Le champ de bataille n'était plus qu'un chaos de boue, de sang et de cris.

Les éléphants barrissaient.

Les chevaux hennissaient de terreur.

Les hommes hurlaient des ordres que personne n'entendait.

Partout, la bataille semblait se fragmenter en dizaines de combats distincts.

Des groupes de soldats s'affrontaient dans la boue sans même savoir ce qui se passait à quelques dizaines de pas d'eux.

Des phalangites isolés tentaient de reformer leurs rangs.

Des cavaliers poursuivaient des ennemis avant d'être eux-mêmes attaqués par surprise.

Les éléphants traversaient parfois les lignes comme des tempêtes vivantes, écrasant tout sur leur passage.

Et au milieu de cette tempête...

Alexandre avançait.

Comme une lame cherchant le cœur de son adversaire.

Depuis le début de sa campagne, il avait toujours combattu ainsi.

Non pas contre une armée.

Mais contre celui qui la commandait.

Coupez la tête.

Le corps suivra.

Poros l'avait vu lui aussi.

Le roi indien dominait le champ de bataille du haut de son immense éléphant.

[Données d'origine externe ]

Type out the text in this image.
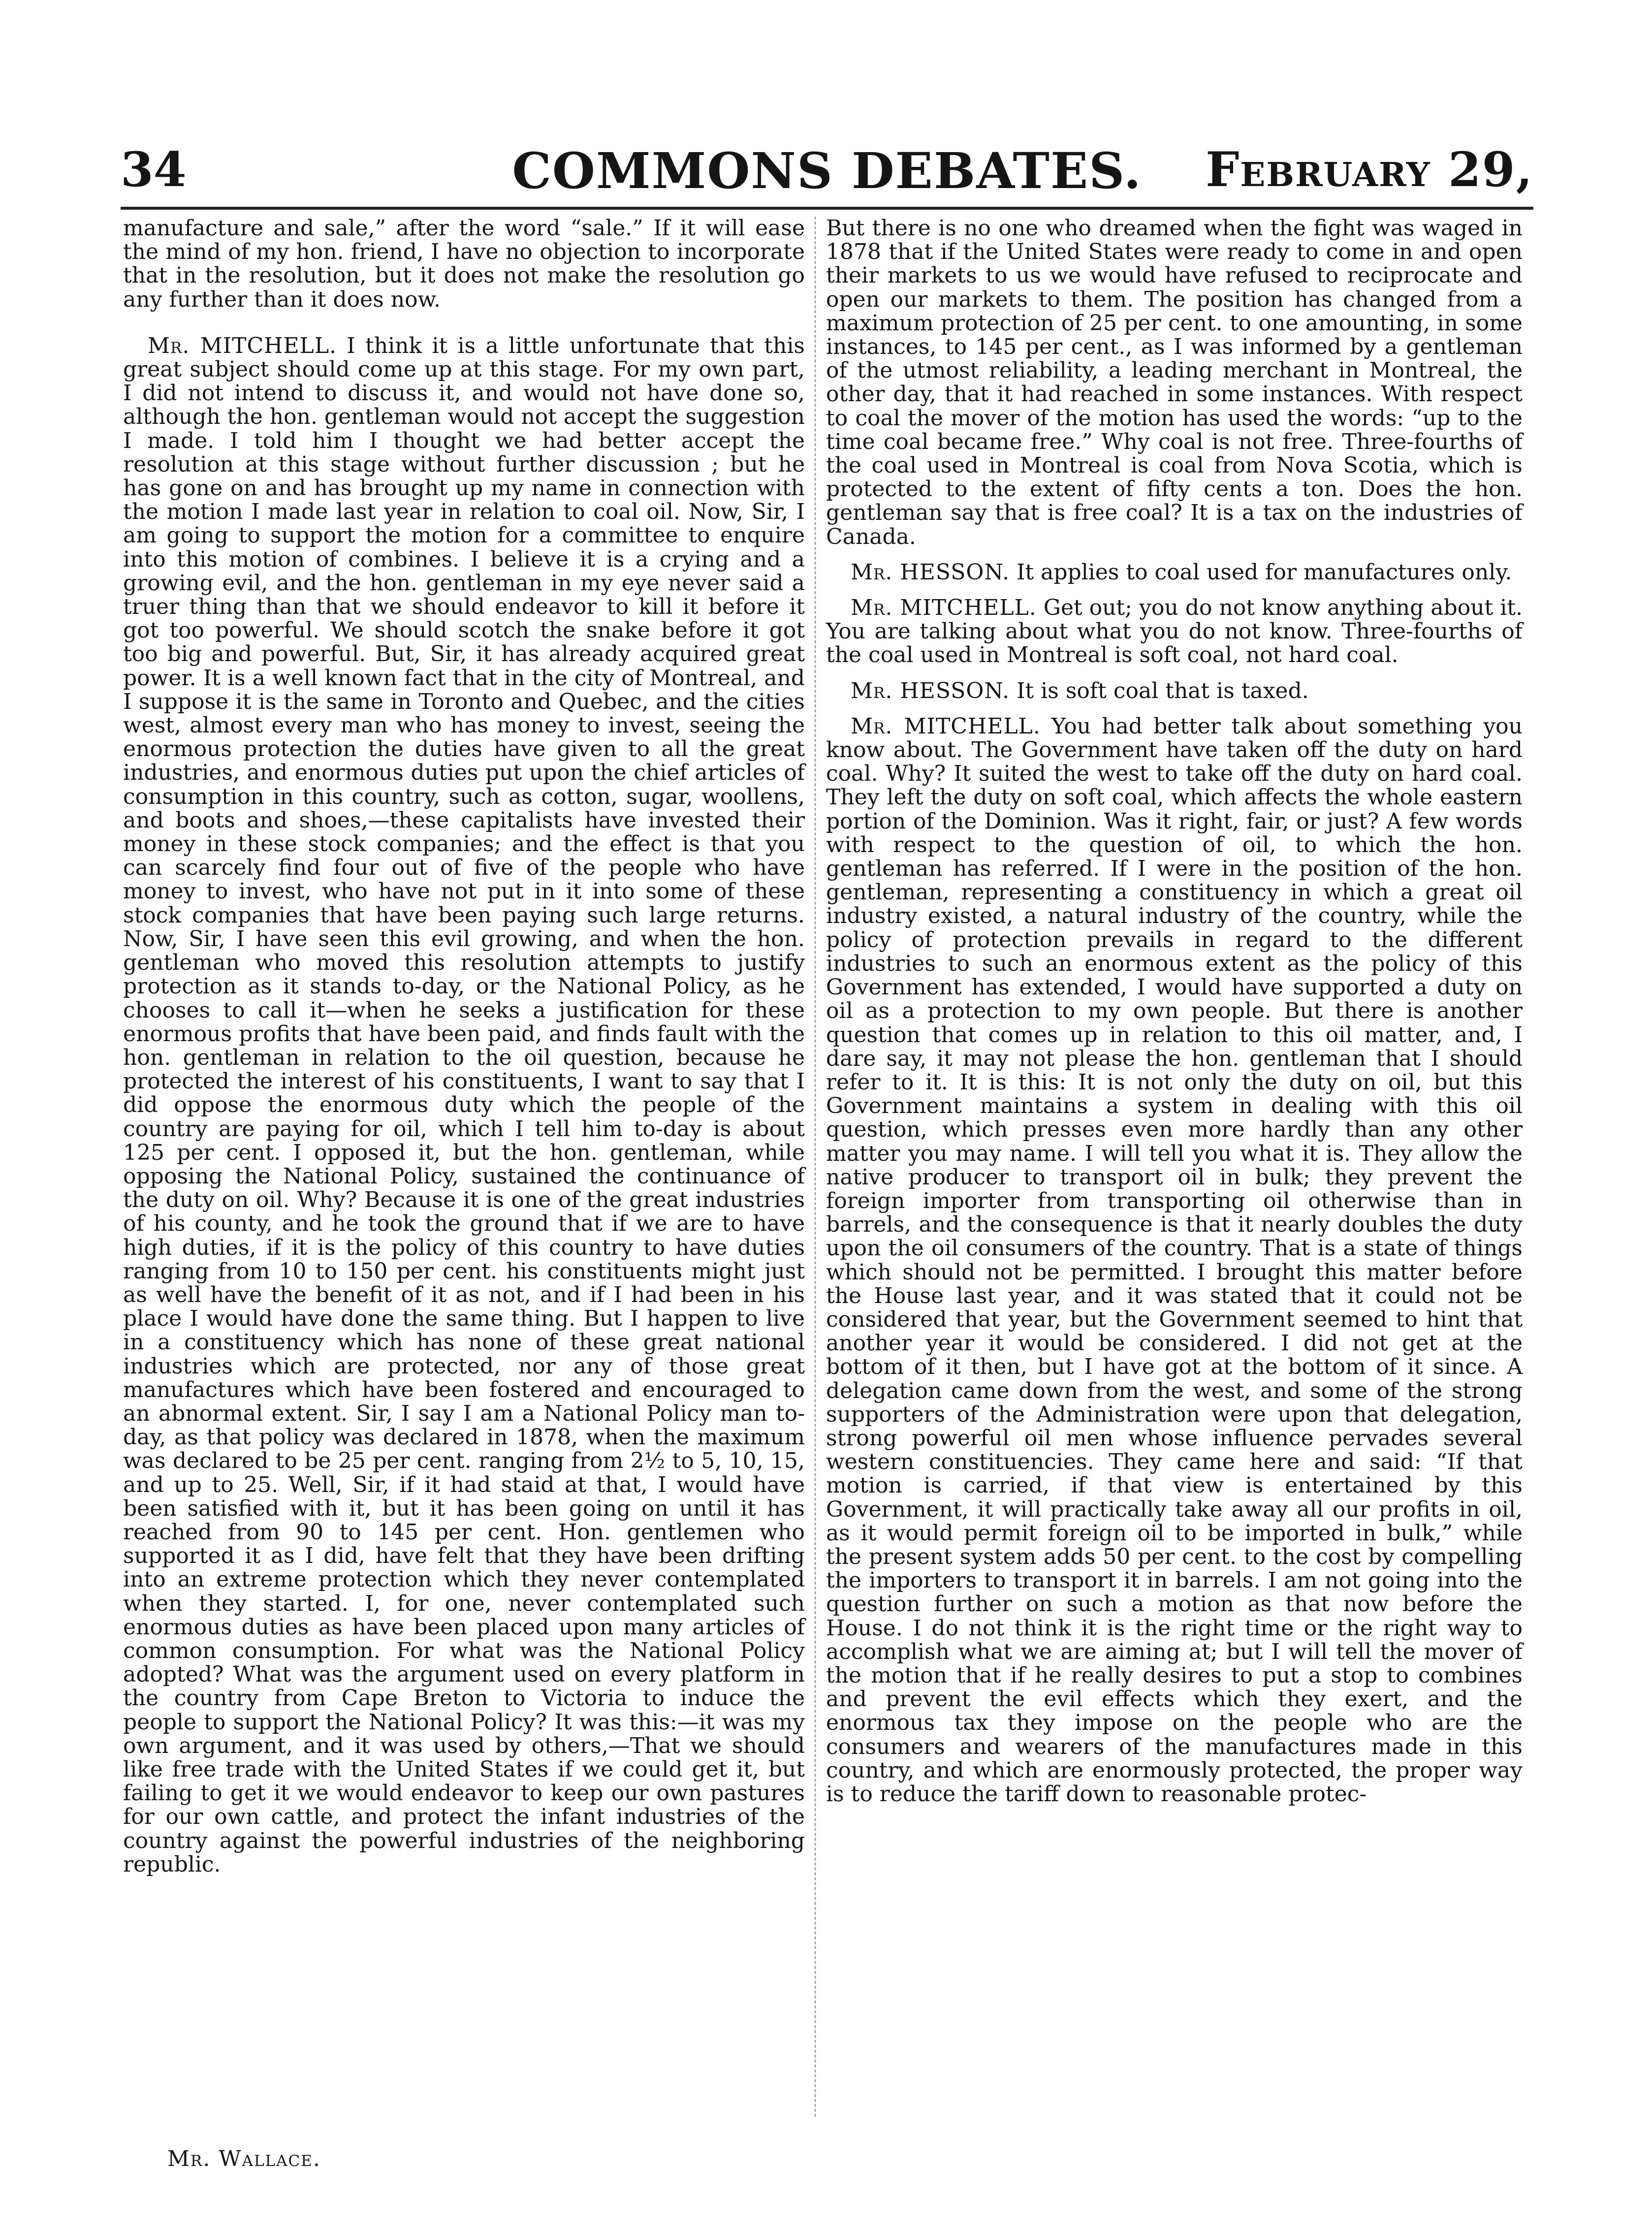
34	COMMONS DEBATES.	February 29,

manufacture and sale,” after the word “sale.” If it will ease the mind of my hon. friend, I have no objection to incorporate that in the resolution, but it does not make the resolution go any further than it does now.

Mr. MITCHELL. I think it is a little unfortunate that this great subject should come up at this stage. For my own part, I did not intend to discuss it, and would not have done so, although the hon. gentleman would not accept the suggestion I made. I told him I thought we had better accept the resolution at this stage without further discussion ; but he has gone on and has brought up my name in connection with the motion I made last year in relation to coal oil. Now, Sir, I am going to support the motion for a committee to enquire into this motion of combines. I believe it is a crying and a growing evil, and the hon. gentleman in my eye never said a truer thing than that we should endeavor to kill it before it got too powerful. We should scotch the snake before it got too big and powerful. But, Sir, it has already acquired great power. It is a well known fact that in the city of Montreal, and I suppose it is the same in Toronto and Quebec, and the cities west, almost every man who has money to invest, seeing the enormous protection the duties have given to all the great industries, and enormous duties put upon the chief articles of consumption in this country, such as cotton, sugar, woollens, and boots and shoes,—these capitalists have invested their money in these stock companies; and the effect is that you can scarcely find four out of five of the people who have money to invest, who have not put in it into some of these stock companies that have been paying such large returns. Now, Sir, I have seen this evil growing, and when the hon. gentleman who moved this resolution attempts to justify protection as it stands to-day, or the National Policy, as he chooses to call it—when he seeks a justification for these enormous profits that have been paid, and finds fault with the hon. gentleman in relation to the oil question, because he protected the interest of his constituents, I want to say that I did oppose the enormous duty which the people of the country are paying for oil, which I tell him to-day is about 125 per cent. I opposed it, but the hon. gentleman, while opposing the National Policy, sustained the continuance of the duty on oil. Why? Because it is one of the great industries of his county, and he took the ground that if we are to have high duties, if it is the policy of this country to have duties ranging from 10 to 150 per cent. his constituents might just as well have the benefit of it as not, and if I had been in his place I would have done the same thing. But I happen to live in a constituency which has none of these great national industries which are protected, nor any of those great manufactures which have been fostered and encouraged to an abnormal extent. Sir, I say I am a National Policy man to-day, as that policy was declared in 1878, when the maximum was declared to be 25 per cent. ranging from 2½ to 5, 10, 15, and up to 25. Well, Sir, if it had staid at that, I would have been satisfied with it, but it has been going on until it has reached from 90 to 145 per cent. Hon. gentlemen who supported it as I did, have felt that they have been drifting into an extreme protection which they never contemplated when they started. I, for one, never contemplated such enormous duties as have been placed upon many articles of common consumption. For what was the National Policy adopted? What was the argument used on every platform in the country from Cape Breton to Victoria to induce the people to support the National Policy? It was this:—it was my own argument, and it was used by others,—That we should like free trade with the United States if we could get it, but failing to get it we would endeavor to keep our own pastures for our own cattle, and protect the infant industries of the country against the powerful industries of the neighboring republic.

But there is no one who dreamed when the fight was waged in 1878 that if the United States were ready to come in and open their markets to us we would have refused to reciprocate and open our markets to them. The position has changed from a maximum protection of 25 per cent. to one amounting, in some instances, to 145 per cent., as I was informed by a gentleman of the utmost reliability, a leading merchant in Montreal, the other day, that it had reached in some instances. With respect to coal the mover of the motion has used the words: “up to the time coal became free.” Why coal is not free. Three-fourths of the coal used in Montreal is coal from Nova Scotia, which is protected to the extent of fifty cents a ton. Does the hon. gentleman say that is free coal? It is a tax on the industries of Canada.

Mr. HESSON. It applies to coal used for manufactures only.

Mr. MITCHELL. Get out; you do not know anything about it. You are talking about what you do not know. Three-fourths of the coal used in Montreal is soft coal, not hard coal.

Mr. HESSON. It is soft coal that is taxed.

Mr. MITCHELL. You had better talk about something you know about. The Government have taken off the duty on hard coal. Why? It suited the west to take off the duty on hard coal. They left the duty on soft coal, which affects the whole eastern portion of the Dominion. Was it right, fair, or just? A few words with respect to the question of oil, to which the hon. gentleman has referred. If I were in the position of the hon. gentleman, representing a constituency in which a great oil industry existed, a natural industry of the country, while the policy of protection prevails in regard to the different industries to such an enormous extent as the policy of this Government has extended, I would have supported a duty on oil as a protection to my own people. But there is another question that comes up in relation to this oil matter, and, I dare say, it may not please the hon. gentleman that I should refer to it. It is this: It is not only the duty on oil, but this Government maintains a system in dealing with this oil question, which presses even more hardly than any other matter you may name. I will tell you what it is. They allow the native producer to transport oil in bulk; they prevent the foreign importer from transporting oil otherwise than in barrels, and the consequence is that it nearly doubles the duty upon the oil consumers of the country. That is a state of things which should not be permitted. I brought this matter before the House last year, and it was stated that it could not be considered that year, but the Government seemed to hint that another year it would be considered. I did not get at the bottom of it then, but I have got at the bottom of it since. A delegation came down from the west, and some of the strong supporters of the Administration were upon that delegation, strong powerful oil men whose influence pervades several western constituencies. They came here and said: “If that motion is carried, if that view is entertained by this Government, it will practically take away all our profits in oil, as it would permit foreign oil to be imported in bulk,” while the present system adds 50 per cent. to the cost by compelling the importers to transport it in barrels. I am not going into the question further on such a motion as that now before the House. I do not think it is the right time or the right way to accomplish what we are aiming at; but I will tell the mover of the motion that if he really desires to put a stop to combines and prevent the evil effects which they exert, and the enormous tax they impose on the people who are the consumers and wearers of the manufactures made in this country, and which are enormously protected, the proper way is to reduce the tariff down to reasonable protec-

Mr. Wallace.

Même au milieu du chaos, il était impossible de le manquer.

Sa silhouette se détachait au-dessus des hommes comme celle d'un géant.

Autour de lui, ses gardes se regroupaient.

Des cavaliers.

Des archers.

Des fantassins.

Tous comprenaient qu'Alexandre visait leur souverain.

Et tous étaient prêts à mourir pour l'en empêcher.

Démétrios rejoignit Alaric au milieu de la mêlée.

Son armure était couverte de boue.

Une coupure saignait le long de son front.

Son souffle était court.

Ses yeux trahissaient autant l'épuisement que l'adrénaline.

— Tu es encore vivant.

— Pour l'instant.

— J'ai vu ce que tu as fait avec cet éléphant.

— Alors arrête de regarder et continue à combattre.

— Je suis sérieux !

— Moi aussi.

Une lance indienne surgit soudain entre eux.

Alaric la dévia d'un mouvement réflexe.

Démétrios enfonça immédiatement son épée dans le ventre de l'assaillant.

Le soldat s'effondra.

Un autre prit sa place.

Puis un autre.

Toujours un autre.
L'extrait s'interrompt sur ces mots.